I tend not to mix data processing and saving data. If you separate those and the two types of matrices, then you have all sorts of options to run parallel functions. So my answer to the question about nested loops where the inner depends on the outer but are otherwise independent would be to unnest them.

# starting matrices
og <- lapply(1:100,function(i){
  matrix(runif(i^2,0,1), nrow=i, ncol=i)
})

# threshhold matrices
y <- lapply(og,function(x){
  mat.tresh.seq <- seq(round(min(x), 2), round(max(x), 2), 0.01)
  z <- lapply(mat.tresh.seq,function(y,mat){
    mat.tresh <- mat>=y
    mat.tresh * 1
  },mat = x)
  names(z) <- mat.tresh.seq
  z
})

# directory/file structure
ynames <- lapply(y,names)

# create all folders
lapply(paste0('~/',1:length(ynames),'/threshhold'),dir.create,recursive = T)

# write og files
mapply(FUN = function(mainfolder,ogfiles){
  filename <- paste('~/',mainfolder, '/og-mat.csv', sep='')
  write.csv(ogfiles,filename)
},mainfolder = 1:length(og),ogfiles = og)

# write threshhold files
mapply(mainfolder = 1:length(ynames),filenames = ynames,FUN = function(mainfolder,filenames,ydata){
  lapply(filenames,function(x){
    filename <- paste('~/',mainfolder, '/threshhold/thresh mat ', x, '.csv', sep='')
    write.csv(ydata[[mainfolder]][[x]],filename)
  })
},MoreArgs = list(ydata = y))

Every *apply function can instead be the parallel version (clusterMAP for mapply if you're on Windows).
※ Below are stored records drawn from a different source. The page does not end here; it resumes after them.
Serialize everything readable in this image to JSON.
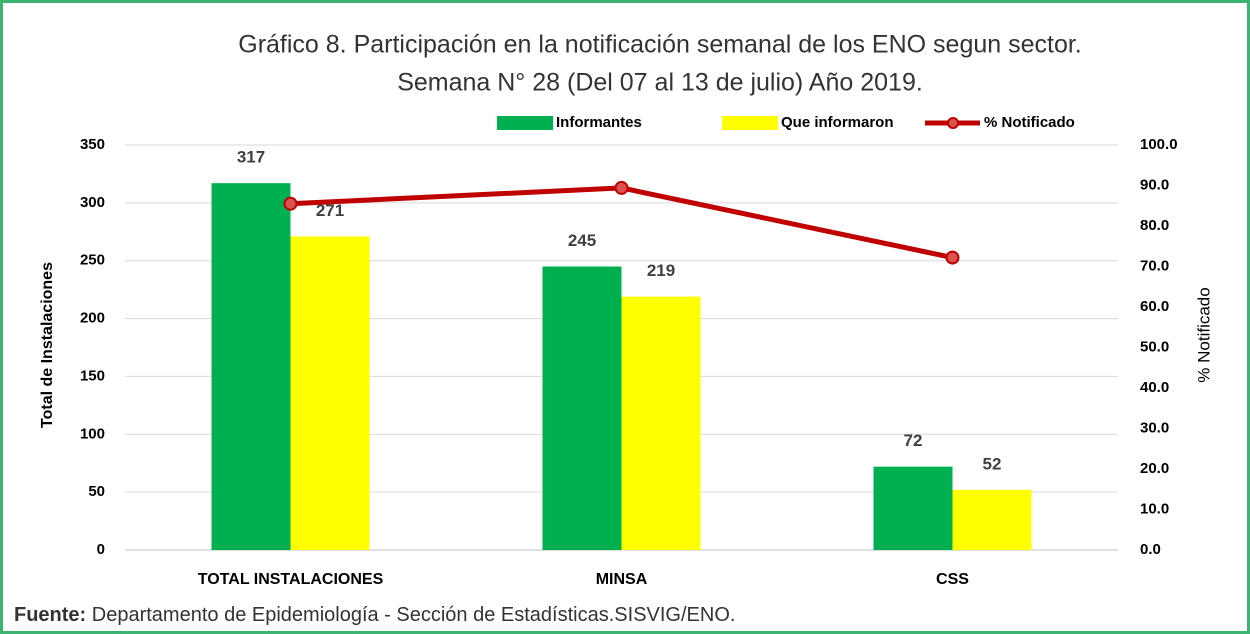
{
  "chart_data": {
    "type": "bar",
    "title": "Gráfico 8. Participación en la notificación semanal  de los ENO segun sector.",
    "subtitle": "Semana N° 28 (Del 07 al 13 de julio) Año 2019.",
    "categories": [
      "TOTAL INSTALACIONES",
      "MINSA",
      "CSS"
    ],
    "series": [
      {
        "name": "Informantes",
        "color": "#00b050",
        "values": [
          317,
          245,
          72
        ]
      },
      {
        "name": "Que informaron",
        "color": "#ffff00",
        "values": [
          271,
          219,
          52
        ]
      },
      {
        "name": "% Notificado",
        "color": "#c00000",
        "type": "line",
        "axis": "y2",
        "values": [
          85.5,
          89.4,
          72.2
        ]
      }
    ],
    "ylabel": "Total de Instalaciones",
    "y2label": "% Notificado",
    "ylim": [
      0,
      350
    ],
    "yticks": [
      0,
      50,
      100,
      150,
      200,
      250,
      300,
      350
    ],
    "y2lim": [
      0,
      100
    ],
    "y2ticks": [
      {
        "value": 0,
        "label": "0.0"
      },
      {
        "value": 10,
        "label": "10.0"
      },
      {
        "value": 20,
        "label": "20.0"
      },
      {
        "value": 30,
        "label": "30.0"
      },
      {
        "value": 40,
        "label": "40.0"
      },
      {
        "value": 50,
        "label": "50.0"
      },
      {
        "value": 60,
        "label": "60.0"
      },
      {
        "value": 70,
        "label": "70.0"
      },
      {
        "value": 80,
        "label": "80.0"
      },
      {
        "value": 90,
        "label": "90.0"
      },
      {
        "value": 100,
        "label": "100.0"
      }
    ],
    "grid": true,
    "legend": "top",
    "source_label": "Fuente:",
    "source_text": "Departamento de Epidemiología - Sección de Estadísticas.SISVIG/ENO."
  }
}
Unless memory is an issue (more than about 100 starting matrices on my computer), then you won't need to write each separately before calculating the next. In that case, writing the starting matrices to disk first, and then reading each in and processing might be a good idea.

This is near instant at a max of 100x100 except writing all the individual threshhold files in the last mapply. Parallelizing that will help the most.